Shugoshin 1 (SGOL1), a centromeric protein, plays an important role in mitosis. This study explored the levels of SGOL1 in hematological malignancies and found that SGOL1 was aberrantly expressed in various human leukemia cell lines (n=10, e.g., HL60, U937, MOLM-13, K562, EOL-1, etc.) and freshly isolated leukemia cells from individuals with acute myelogenous leukemia (AML, n=43, p<0.001) compared with bone marrow mononuclear cells isolated from healthy volunteers (n=9), as measured by real-time RT-PCR. Forced expression of SGOL1 in hematopoietic stem/progenitor cells (HSPCs) significantly increased colony numbers for CFU-M and CFU-GM compared with control vector transduced infected HSPCs, suggesting that SGOL1 might act as an oncogene in hematopoietic cells.
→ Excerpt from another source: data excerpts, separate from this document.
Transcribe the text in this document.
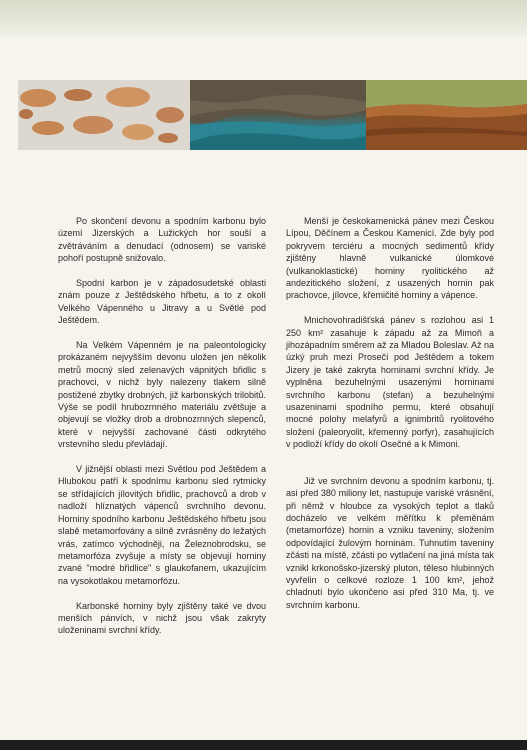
Po skončení devonu a spodním karbonu bylo území Jizerských a Lužických hor souší a zvětráváním a denudací (odnosem) se variské pohoří postupně snižovalo.

Spodní karbon je v západosudetské oblasti znám pouze z Ještědského hřbetu, a to z okolí Velkého Vápenného u Jitravy a u Světlé pod Ještědem.

Na Velkém Vápenném je na paleontologicky prokázaném nejvyšším devonu uložen jen několik metrů mocný sled zelenavých vápnitých břidlic s prachovci, v nichž byly nalezeny tlakem silně postižené zbytky drobných, již karbonských trilobitů. Výše se podíl hrubozrnného materiálu zvětšuje a objevují se vložky drob a drobnozrnných slepenců, které v nejvyšší zachované části odkrytého vrstevního sledu převládají.

V jižnější oblasti mezi Světlou pod Ještědem a Hlubokou patří k spodnímu karbonu sled rytmicky se střídajících jílovitých břidlic, prachovců a drob v nadloží hlíznatých vápenců svrchního devonu. Horniny spodního karbonu Ještědského hřbetu jsou slabě metamorfovány a silně zvrásněny do ležatých vrás, zatímco východněji, na Železnobrodsku, se metamorfóza zvyšuje a místy se objevují horniny zvané "modré břidlice" s glaukofanem, ukazujícím na vysokotlakou metamorfózu.

Karbonské horniny byly zjištěny také ve dvou menších pánvích, v nichž jsou však zakryty uloženinami svrchní křídy.

Menší je českokamenická pánev mezi Českou Lípou, Děčínem a Českou Kamenicí. Zde byly pod pokryvem terciéru a mocných sedimentů křídy zjištěny hlavně vulkanické úlomkové (vulkanoklastické) horniny ryolitického až andezitického složení, z usazených hornin pak prachovce, jílovce, křemičité horniny a vápence.

Mnichovohradišťská pánev s rozlohou asi 1 250 km² zasahuje k západu až za Mimoň a jihozápadním směrem až za Mladou Boleslav. Až na úzký pruh mezi Prosečí pod Ještědem a tokem Jizery je také zakryta horninami svrchní křídy. Je vyplněna bezuhelnými usazenými horninami svrchního karbonu (stefan) a bezuhelnými usazeninami spodního permu, které obsahují mocné polohy melafyrů a ignimbritů ryolitového složení (paleoryolit, křemenný porfyr), zasahujících v podloží křídy do okolí Osečné a k Mimoni.

Již ve svrchním devonu a spodním karbonu, tj. asi před 380 miliony let, nastupuje variské vrásnění, při němž v hloubce za vysokých teplot a tlaků docházelo ve velkém měřítku k přeměnám (metamorfóze) hornin a vzniku taveniny, složením odpovídající žulovým horninám. Tuhnutím taveniny zčásti na místě, zčásti po vytlačení na jiná místa tak vznikl krkonošsko-jizerský pluton, těleso hlubinných vyvřelin o celkové rozloze 1 100 km², jehož chladnutí bylo ukončeno asi před 310 Ma, tj. ve svrchním karbonu.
In addition, we found that repression of SGOL1 by small interfering RNA (siRNA) slowed the proliferation of NB4, EOL-1 and U937 cells compared with the control siRNA transfected cells, in parallel with the appearance of precocious dissociation of centromeric cohesion and separation of sister chromatids in these cells. Furthermore, we found that repression of SGOL1 by siRNA accumulated EOL-1 and U937 cells in the G2/M phase of the cell cycle, in conjunction with up-regulation of the spindle checkpoint protein BubR1, followed by apoptosis via caspase pathways. Thus, SGOL1 might be a promising molecular target for treating individuals with AML.